However, a great deal remained to be done because German reinforcements were setting out for Normandy. These were the stakes in the Battle of Normandy which began in earnest on 7 June 1944. As the gateway to the D-Day beaches, Bayeux is an essential place to stop on the way to visit the places of memory in Normandy. One of several Second World War cemeteries, the British military cemetery in Bayeux can be visited as an extension of a visit to the Memorial Museum of the Battle of Normandy close by.
At 6 a.m. on 6 June 1944 the landing craft were launched for the assault on the Normandy beaches. Five code names – Utah, Omaha, Gold, Juno and Sword – designated five sections of the Normandy coast, between Saint-Martin-de-Varreville [Cotentin] and Ouistreham [Calvados].
At least 100,000 soldiers lost their lives in Normandy. In many cases the families had their bodies returned to their native countries but many are buried in the 27 military cemeteries in Normandy.

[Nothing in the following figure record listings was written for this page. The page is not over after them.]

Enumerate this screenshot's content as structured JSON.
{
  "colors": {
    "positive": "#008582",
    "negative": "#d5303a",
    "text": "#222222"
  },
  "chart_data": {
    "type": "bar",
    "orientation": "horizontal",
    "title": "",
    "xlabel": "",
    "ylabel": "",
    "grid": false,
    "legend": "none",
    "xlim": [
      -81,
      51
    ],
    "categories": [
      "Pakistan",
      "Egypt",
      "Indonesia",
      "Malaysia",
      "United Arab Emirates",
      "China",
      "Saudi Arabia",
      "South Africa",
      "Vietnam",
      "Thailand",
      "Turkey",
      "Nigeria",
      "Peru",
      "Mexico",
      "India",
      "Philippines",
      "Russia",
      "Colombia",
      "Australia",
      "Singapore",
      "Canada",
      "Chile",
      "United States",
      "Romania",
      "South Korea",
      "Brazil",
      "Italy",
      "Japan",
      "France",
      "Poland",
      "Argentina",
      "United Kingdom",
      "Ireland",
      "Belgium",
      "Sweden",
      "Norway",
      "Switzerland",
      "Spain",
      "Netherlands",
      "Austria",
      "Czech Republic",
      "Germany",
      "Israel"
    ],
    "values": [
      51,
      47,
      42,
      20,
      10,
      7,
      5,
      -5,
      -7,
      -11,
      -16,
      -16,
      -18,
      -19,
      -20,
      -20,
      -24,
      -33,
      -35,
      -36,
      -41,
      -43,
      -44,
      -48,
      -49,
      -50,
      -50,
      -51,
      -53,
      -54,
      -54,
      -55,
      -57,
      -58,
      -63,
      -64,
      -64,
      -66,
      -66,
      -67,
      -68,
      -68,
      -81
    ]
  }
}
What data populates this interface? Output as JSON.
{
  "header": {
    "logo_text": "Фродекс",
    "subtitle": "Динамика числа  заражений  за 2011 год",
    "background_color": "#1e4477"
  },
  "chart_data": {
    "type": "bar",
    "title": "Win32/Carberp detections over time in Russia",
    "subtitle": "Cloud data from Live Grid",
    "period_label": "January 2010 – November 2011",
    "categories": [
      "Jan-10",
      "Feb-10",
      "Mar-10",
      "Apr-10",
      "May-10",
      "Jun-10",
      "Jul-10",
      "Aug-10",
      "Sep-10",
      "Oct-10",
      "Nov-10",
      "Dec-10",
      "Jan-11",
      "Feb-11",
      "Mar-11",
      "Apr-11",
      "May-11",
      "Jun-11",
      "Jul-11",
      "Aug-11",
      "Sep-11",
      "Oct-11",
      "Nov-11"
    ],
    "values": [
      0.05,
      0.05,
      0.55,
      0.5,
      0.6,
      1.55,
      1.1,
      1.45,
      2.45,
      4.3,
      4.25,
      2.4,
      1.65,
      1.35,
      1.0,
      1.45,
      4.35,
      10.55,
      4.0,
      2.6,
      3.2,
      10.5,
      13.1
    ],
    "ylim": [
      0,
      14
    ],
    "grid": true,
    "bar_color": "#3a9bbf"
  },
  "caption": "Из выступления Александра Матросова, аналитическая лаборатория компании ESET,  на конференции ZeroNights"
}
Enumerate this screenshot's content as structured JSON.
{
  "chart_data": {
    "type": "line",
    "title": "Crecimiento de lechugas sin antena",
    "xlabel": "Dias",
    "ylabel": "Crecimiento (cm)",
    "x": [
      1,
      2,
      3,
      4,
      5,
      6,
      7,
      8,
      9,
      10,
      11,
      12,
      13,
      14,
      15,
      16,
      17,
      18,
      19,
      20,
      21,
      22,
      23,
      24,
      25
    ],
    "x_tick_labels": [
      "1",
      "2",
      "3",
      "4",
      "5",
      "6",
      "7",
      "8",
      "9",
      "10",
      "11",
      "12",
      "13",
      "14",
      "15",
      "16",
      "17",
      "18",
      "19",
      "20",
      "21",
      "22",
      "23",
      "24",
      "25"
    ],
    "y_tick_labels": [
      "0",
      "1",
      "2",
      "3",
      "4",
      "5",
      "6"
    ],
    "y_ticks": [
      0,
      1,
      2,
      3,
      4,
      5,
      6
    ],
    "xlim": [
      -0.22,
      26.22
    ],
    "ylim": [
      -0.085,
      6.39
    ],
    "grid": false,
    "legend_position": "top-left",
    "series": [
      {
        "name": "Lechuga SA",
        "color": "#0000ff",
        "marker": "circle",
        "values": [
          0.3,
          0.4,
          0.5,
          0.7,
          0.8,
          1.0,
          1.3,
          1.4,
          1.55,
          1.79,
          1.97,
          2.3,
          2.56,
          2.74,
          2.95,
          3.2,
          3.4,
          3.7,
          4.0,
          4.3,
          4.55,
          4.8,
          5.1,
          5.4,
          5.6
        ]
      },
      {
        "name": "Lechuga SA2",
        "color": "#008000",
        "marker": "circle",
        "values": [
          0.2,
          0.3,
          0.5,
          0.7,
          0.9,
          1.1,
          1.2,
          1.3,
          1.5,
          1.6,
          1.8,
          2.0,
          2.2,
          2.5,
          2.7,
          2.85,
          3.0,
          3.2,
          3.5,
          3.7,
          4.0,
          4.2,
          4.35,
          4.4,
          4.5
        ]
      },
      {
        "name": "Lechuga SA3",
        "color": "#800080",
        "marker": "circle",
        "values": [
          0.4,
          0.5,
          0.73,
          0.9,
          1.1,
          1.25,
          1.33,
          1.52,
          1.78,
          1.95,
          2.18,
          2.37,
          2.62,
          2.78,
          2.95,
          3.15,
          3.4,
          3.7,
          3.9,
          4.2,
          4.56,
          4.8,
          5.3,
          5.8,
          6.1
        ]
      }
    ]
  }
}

In Bayeux today the name “Liberty Alley” connects the town’s places of memory where contemporary history is featured in the Memorial Museum of the Battle of Normandy, the largest of the British military cemeteries and the War Reporters’ Memorial garden.
Normandy was the theatre of operations for the liberation of Europe in 1944. Its historic sites, museums and cemeteries make it an open-air history book that visitors interested in remembrance tourism can discover.